THE UNION NATIONAL BANK OF FRENCHTOWN v. WILLIAM J. POULSON ET AL., ADMINISTRATORS, &c.
    On a judgment against administrators no execution can issue, if, at the time of entering the judgment, the administrators had made application in writing to the proper Orphans’ Court, representing their estate to he insolvent.
    In case.
    Argued at February Term, 1878, before Justices Van •Syokel, Dixon and Reed.
    
      For the plaintiff, J. A. Bullock and J. N. Voorhees.
    
    For the defendants, George A. Allen.
    
   The opinion of the court was delivered by

Dixon, J.

On December 12th, 1877, the defendants made application in writing to the Orphans’ Court of Hunterdon county, wherein they were appointed administrators,, representing, on oath, that the real and personal estate of the decedent was insufficient to pay his debts, and obtained a rule for notice to creditors, according to the eighty second section of the Orphans’ Court act. Rev., p. 770. On December 20th, 1877, the plaintiff entered judgment in this cause and issued execution, which the defendants now move to set aside. They are entitled to their motion. The eighty eighth section of the same statute (Rev., p. 772,) explicitly forbade the issuing of the writ. The plaintiff insists that because the defendants received their letters of administration on February 19th, 1873, and on that day took the ordinary nine months’ rule to bar creditors, these revised statutes are not, applicable, not being retroactive; and the ease of Taylor v. Volk, Executrix, 9 Vroom 204, settles the point that they are entitled to execution, because insolvency proceedings were not instituted within ten months after the date last named. Even conceding that the question is not to be determinéd by the revised statutes, the defendants’ right appears to be the same, for the sections already cited are substantial copies of the third and twelfth sections of the insolvent estates act, (Nix.
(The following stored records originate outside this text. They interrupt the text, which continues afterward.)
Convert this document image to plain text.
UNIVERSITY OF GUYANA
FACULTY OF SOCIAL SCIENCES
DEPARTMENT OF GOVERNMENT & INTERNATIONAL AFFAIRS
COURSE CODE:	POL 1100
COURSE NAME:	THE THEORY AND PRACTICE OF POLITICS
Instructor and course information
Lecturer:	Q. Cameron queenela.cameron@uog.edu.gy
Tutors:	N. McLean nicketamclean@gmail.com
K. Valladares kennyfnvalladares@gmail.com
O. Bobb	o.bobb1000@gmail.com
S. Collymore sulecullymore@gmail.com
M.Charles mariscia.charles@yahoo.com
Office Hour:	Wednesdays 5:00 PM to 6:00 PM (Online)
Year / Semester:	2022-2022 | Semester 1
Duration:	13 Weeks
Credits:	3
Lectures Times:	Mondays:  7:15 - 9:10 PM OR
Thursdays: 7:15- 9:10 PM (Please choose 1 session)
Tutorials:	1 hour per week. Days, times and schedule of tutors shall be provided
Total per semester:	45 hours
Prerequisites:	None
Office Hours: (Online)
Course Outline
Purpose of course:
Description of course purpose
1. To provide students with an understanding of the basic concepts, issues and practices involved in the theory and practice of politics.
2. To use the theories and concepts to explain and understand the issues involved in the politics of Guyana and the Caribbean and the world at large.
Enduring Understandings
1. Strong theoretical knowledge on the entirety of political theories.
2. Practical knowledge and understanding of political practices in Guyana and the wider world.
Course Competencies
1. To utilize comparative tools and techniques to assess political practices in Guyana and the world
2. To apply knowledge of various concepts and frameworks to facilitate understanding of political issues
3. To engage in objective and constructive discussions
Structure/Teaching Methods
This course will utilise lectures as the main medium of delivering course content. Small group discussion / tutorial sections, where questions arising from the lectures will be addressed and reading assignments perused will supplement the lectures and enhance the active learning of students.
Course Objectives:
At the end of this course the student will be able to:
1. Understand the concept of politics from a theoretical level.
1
Dig. 419); and the case of Taylor v. Volk, Executrix, does not touch the matter in controversy. The decision there simply was, that the right to execution was suspended for ten months after the making of the usual nine months’ order to limit creditors; and if within those ten months the insolvency proceedings were prosecuted, such suspension continued. But if they are not then begun, they may be subsequently commenced under the laws now invoked, and upon judgments entered during their pendency, no execution can issue.

Let the execution be set aside, with costs.